Microsoft made huge news this week by planning a LinkedIn acquisition for $26.2 billion in cash. Most of us want to know: why? Specifically, why was Microsoft so bullish on this LinkedIn acquisition?
Microsoft CEO Satya Nadella distributed an internal memo to staff regarding the LinkedIn acquisition, and the note attempts to answer why Microsoft is interested in the leading professional social network.
Below is Nadella's LinkedIn acquisition memo, edited to focus on aspects of the deal that will affect LinkedIn users:
This deal brings together the world's leading professional cloud with the world's leading professional network. It's clear to me that the LinkedIn team has grown a fantastic business and an impressive network of more than 433 million professionals.

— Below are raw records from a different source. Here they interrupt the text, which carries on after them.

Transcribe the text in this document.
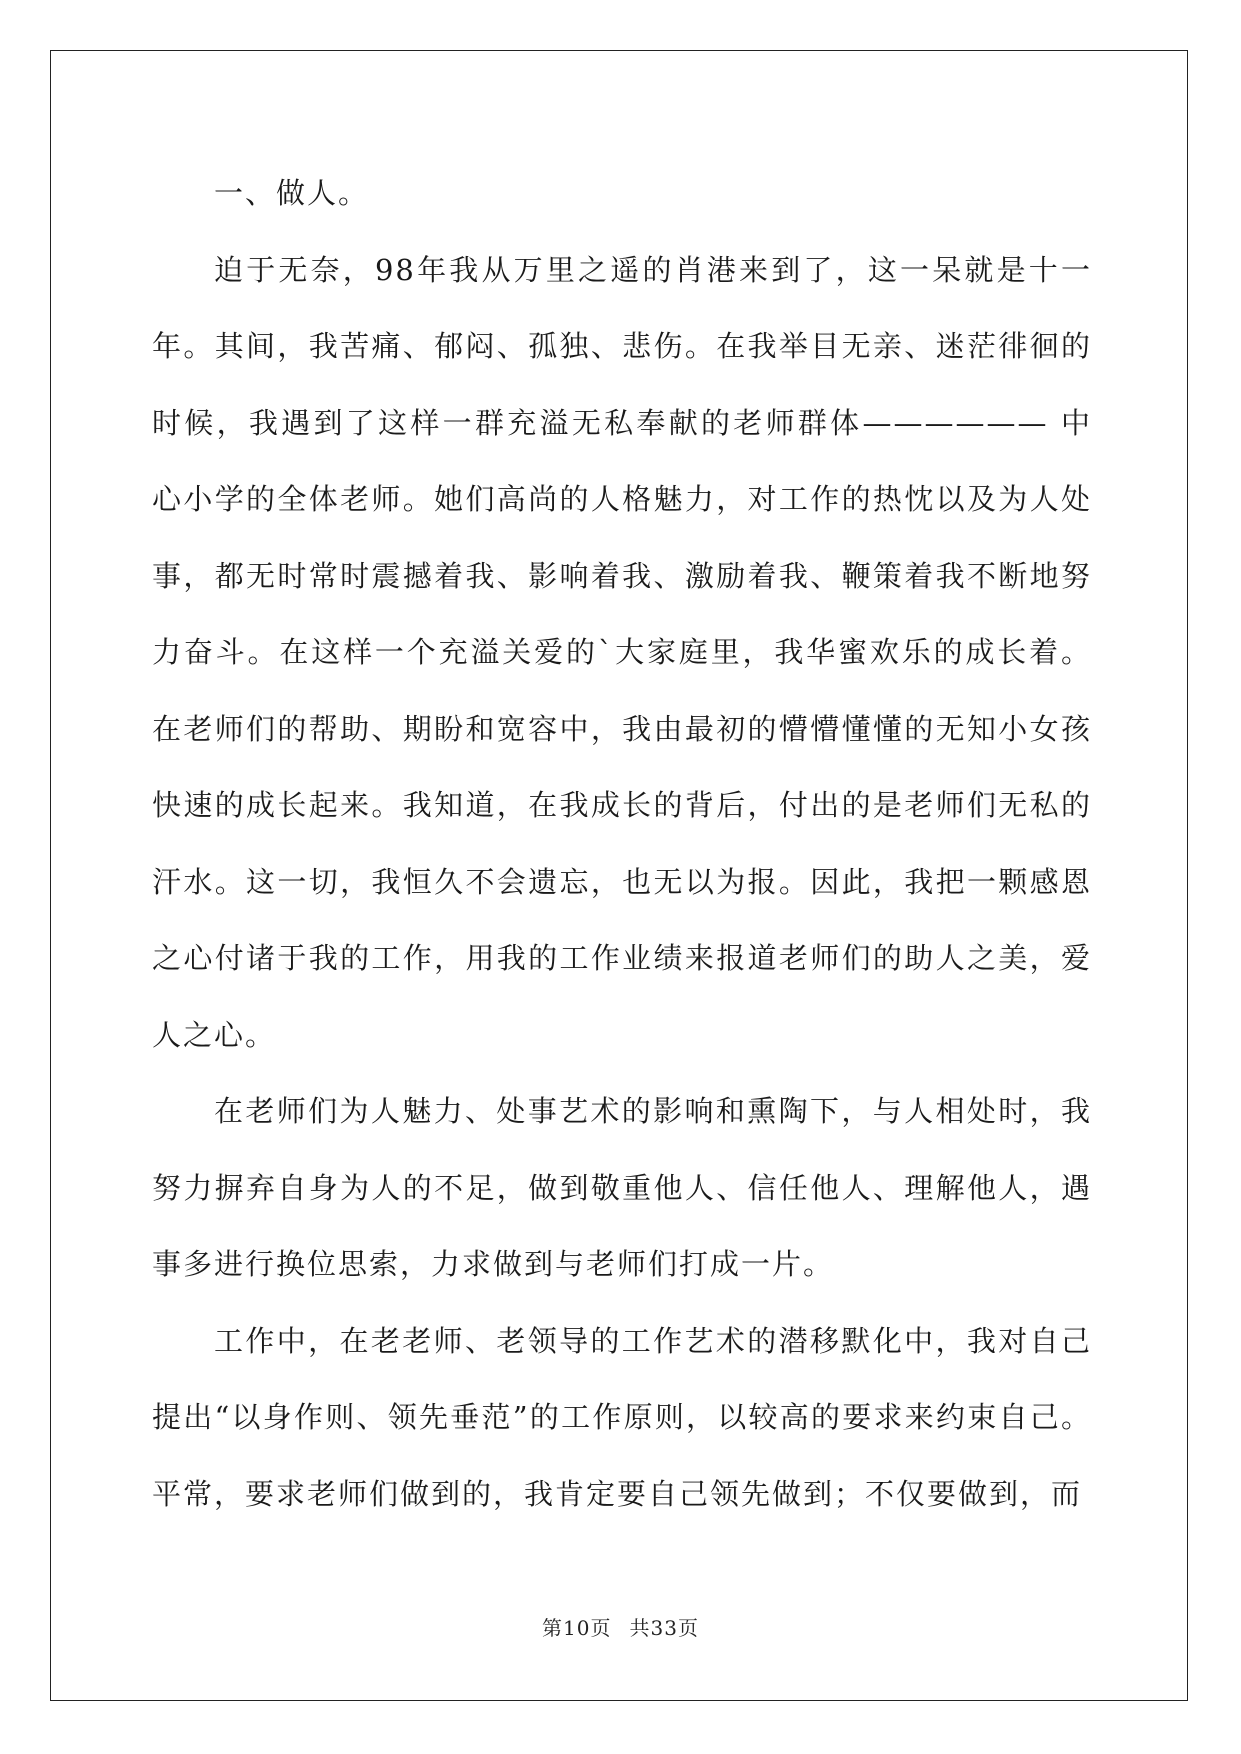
一、做人。

迫于无奈，98年我从万里之遥的肖港来到了，这一呆就是十一年。其间，我苦痛、郁闷、孤独、悲伤。在我举目无亲、迷茫徘徊的时候，我遇到了这样一群充溢无私奉献的老师群体—————— 中心小学的全体老师。她们高尚的人格魅力，对工作的热忱以及为人处事，都无时常时震撼着我、影响着我、激励着我、鞭策着我不断地努力奋斗。在这样一个充溢关爱的`大家庭里，我华蜜欢乐的成长着。在老师们的帮助、期盼和宽容中，我由最初的懵懵懂懂的无知小女孩快速的成长起来。我知道，在我成长的背后，付出的是老师们无私的汗水。这一切，我恒久不会遗忘，也无以为报。因此，我把一颗感恩之心付诸于我的工作，用我的工作业绩来报道老师们的助人之美，爱人之心。

在老师们为人魅力、处事艺术的影响和熏陶下，与人相处时，我努力摒弃自身为人的不足，做到敬重他人、信任他人、理解他人，遇事多进行换位思索，力求做到与老师们打成一片。

工作中，在老老师、老领导的工作艺术的潜移默化中，我对自己提出“以身作则、领先垂范”的工作原则，以较高的要求来约束自己。平常，要求老师们做到的，我肯定要自己领先做到；不仅要做到，而

第10页 共33页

[Microsoft and LinkedIn] are in pursuit of a common mission centered on empowering people and organizations. Along with the new growth in our Office 365 commercial and Dynamics businesses this deal is key to our bold ambition to reinvent productivity and business processes. Think about it: How people find jobs, build skills, sell, market and get work done and ultimately find success requires a connected professional world. It requires a vibrant network that brings together a professional's information in LinkedIn's public network with the information in Office 365 and Dynamics. This combination will make it possible for new experiences such as a LinkedIn newsfeed that serves up articles based on the project you are working on and Office suggesting an expert to connect with via LinkedIn to help with a task you're trying to complete. As these experiences get more intelligent and delightful, the LinkedIn and Office 365 engagement will grow. And in turn, new opportunities will be created for monetization through individual and organization subscriptions and targeted advertising.
The opportunity for Office 365 and Dynamics is just as profound. Over the past decade we have moved Office from a set of productivity tools to a cloud service across any platform and device. This deal is the next step forward for Office 365 and Dynamics as they connect to the world's largest and most valuable professional network. In essence, we can reinvent ways to make professionals more productive while at the same time reinventing selling, marketing and talent management business processes. I can't wait to see what our teams dream up when we can begin working together once the deal closes, which we expect will happen this calendar year.
A big part of this deal is accelerating LinkedIn's growth. To that end, LinkedIn will retain its distinct brand and independence, as well as their culture which is very much aligned with ours. Jeff will continue to be CEO of LinkedIn, he'll report to me and join our senior leadership team. In essence, what I've asked Jeff to do is manage LinkedIn with key performance metrics that accrue to our overall success. He'll decide from there what makes sense to integrate and what does not. We know that near term there will be no changes in who reports to whom so no reporting relationships at Microsoft will change in that regard. This approach is designed to keep the LinkedIn team focused on driving results while simultaneously partnering on product integration plans with the Office 365 and Dynamics teams.
Some experts are on the fence about the acquisition. "There are some really interesting possibilities but also opportunity for them to do it poorly," says Beth Granger, a noted LinkedIn trainer. Granger cites memes and jokes on Twitter such as: Click here to connect with this person and install Windows 10. Still, Granger is bullish on the opportunities for integration between LinkedIn and Microsoft products down the line. "Imagine being in Excel and having a question, and seeing a tab called Learn that takes you to Lynda.com content," says Granger. "Imagine going to a meeting and Cortana telling you details about the people you are meeting with. Imagine using Dynamics CRM, which I would never have considered before, and it could pull all your LinkedIn data right in."
As Granger alludes, Nadella has hinted that the LinkedIn acquisition will provide natural hooks into Microsoft Office software in the near future. One feature that was probably key to the LinkedIn acquisition is the potential for a newsfeed "that serves up articles based on the project you are working on and Office suggesting an expert to connect with via LinkedIn to help with a task you're trying to complete." Another benefit to the LinkedIn acquisition: Nadella sees a future where the professional platform can become increasingly more intelligent and "feed into" Office 365.
On the earlier point of Cortana, Granger isn't alone in seeing the possibilities. Alyssa Gelbard, founder of career consulting and personal branding firm Resume Strategists, sees the LinkedIn acquisition as "an amazing opportunity to grow Cortana...it could really enrich prep for meetings and interviews and make it all easier and faster and have a lot of helpful/useful information."
Experts believe the acquisition will affect different users in different ways. For average consumers, Granger believes the Lynda.com link within Office 365 will be a significant aspect of the LinkedIn acquisition. Other than that, she suspects Microsoft and LinkedIn will focus on Enterprise first.
In the short term, it seems that the biggest winners were those who held LNKD stock, which rose dramatically at the news. But in the mid-term and long-term, the biggest winners just might be those of you who use LinkedIn on a daily basis.